Don’t Hurry “Sundown”

Don’t Hurry “Sundown”

Yoshiko Chuma’s dance marathon

These days tracking the “downtown” arts scene means keeping up with Manhattan artists who are colonizing formerly obscure pockets of Brooklyn. You climb up from the L or F, get your bearings, then pitch off in some direction guaranteed to land you in a desolate industrial zone. As a woman often traveling alone at night, I’m sometimes uncomfortable in these situations. Mercifully, Yoshiko Chuma’s “Sundown”—performed by The School of Hard Knocks, Irish step dance expert Jean Butler, and seven trombonists including composer Christopher McIntyre—allowed viewers to arrive and depart any time during its 3-10 p.m. run. The marathon length is just one of several similarities to Kabuki theater.

Arriving near 6 p.m. with a plan to leave around 7:30, happily avoiding the afternoon heat, I still had enough daylight to enjoy the stroll past Carroll Gardens’ tidy brownstones on my way to Issue Project Room’s art space—a renovated industrial silo hard by the Gowanus Canal.
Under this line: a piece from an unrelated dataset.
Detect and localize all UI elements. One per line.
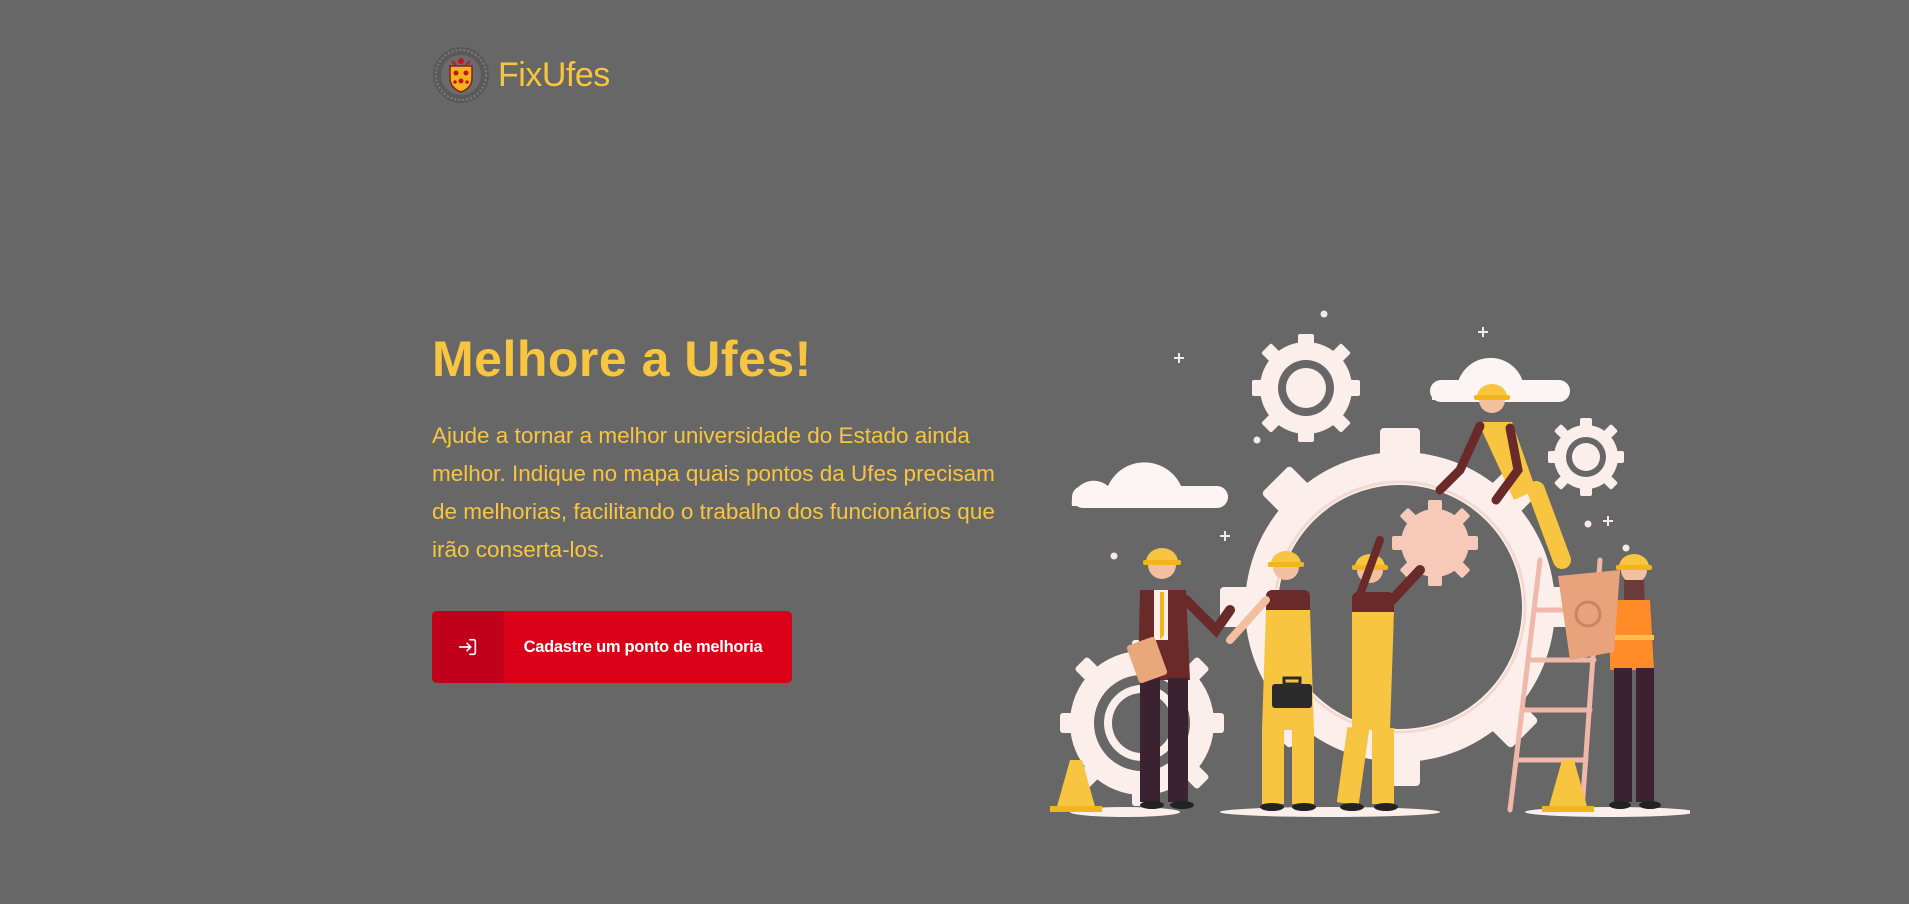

When sated with my chosen slice of “Sundown,” I’d be free to leave with the summer evening still available. At IPR’s modest entrance, I was immediately given directions to a glass of sake— alcohol has become the one must-have amenity for “new audiences” at dance shows in recent years—but it was up to me to choose where to sit to watch events unfold.

Bypassing the refreshments, I quickly spotted Chuma and dancer Christopher Williams amid the small trees, weeds, and gravel of IPR’s enclosure. They were maneuvering one of the seven seven-foot cubes designed by Ralph Lee and deployed in the yard and inside the silo. As I joined a few viewers seated on plastic chairs, the muffled wail of trombones reverberated from within the silo’s performance space. Looking like a kid in pajamas and pigtails, the choreographer softly dipped, flapped, and backpedaled through the gravel and dust, moving her arms in a kind of accelerated tai chi. A gull glided toward the canal. Chuma lifted the cube high, lowered it, then silently motioned for us to rise. We must have looked uncertain because a crewmember quickly translated—“Inside. Air-conditioning.”

At first I resented having to leave the breeze, the rough greenery, the sky and its promise of sunset, and Chuma’s earnest calm, for the confines of the silo’s tiny, darkened upstairs room. The sound—accompanied by a trombonist, Butler raining a torrent of Irish footwork upon a hapless piece of wood–felt assaultive. Later on, I’d fall hard for her complex, fierce dancing as well as McIntyre’s handsome clan of black-clad trombonists. Next some of Chuma’s dancers threw open the shades, uncovered a rectangular hole containing stairs to the floor below that figured into a captivating promenade of exits and entrances.

Call it Kabuki stripped down for postmodern sensibilities. The little hidden staircase became a hana-michi (flower path or runway), as one by one, dancers repeatedly climbed its steps, then crossed the room as expressionless as mechanical targets on a track, or like Bunraku puppets. Williams especially—in his see-through women’s blouse and soft ballet slippers—evoked the cross-dressing tradition of Kabuki. The dancers’ bent-knee glides were pure Kabuki—with hands resting lightly on the tops of their thighs, eyes unfocused, the dancers kept their heads absolutely level and still. Although it might seem simple to achieve, this hana-michi movement is difficult to perfect and maintain. The cast received help for it from traditional Japanese dancer Mitsuru Tamazuka.

There were variations—a dancer twisting a hand in a uninflected wave, or executing a shallow bow from the upper back, or with forearms cocked up and stiff hands pointed downward, waggling his or her head like a dog. The path took each dancer out the front door and down to ground level so as to be able to climb back up through the trap door again. Sometimes one or more returned with prop in hand—a metronome, umbrella, or clock—or wearing fabric wrapped about the head.

In addition to Chuma and Williams, the excellent dancers included Ursula Eagly, Steven Reker, Saori Tsukuda, and Ryuji Yamaguchi. The trombonists were McIntyre, Joe Fiedler, Jacob Garchik, Curtis Hasselbring, Richard Marriott, Steve Swell, and Peter Zummo.

“Sundown” was a living collage of shifting locations and participants, deconstructed and reconstructed sets, and overlapping movement, sound, and video, executed over time as well as space. Some vague noodlings aside, my 90-minute slice contained enough agreeable bits and mesmerizing passages to make me seriously wonder what goodies I missed before 6 and after 7:30.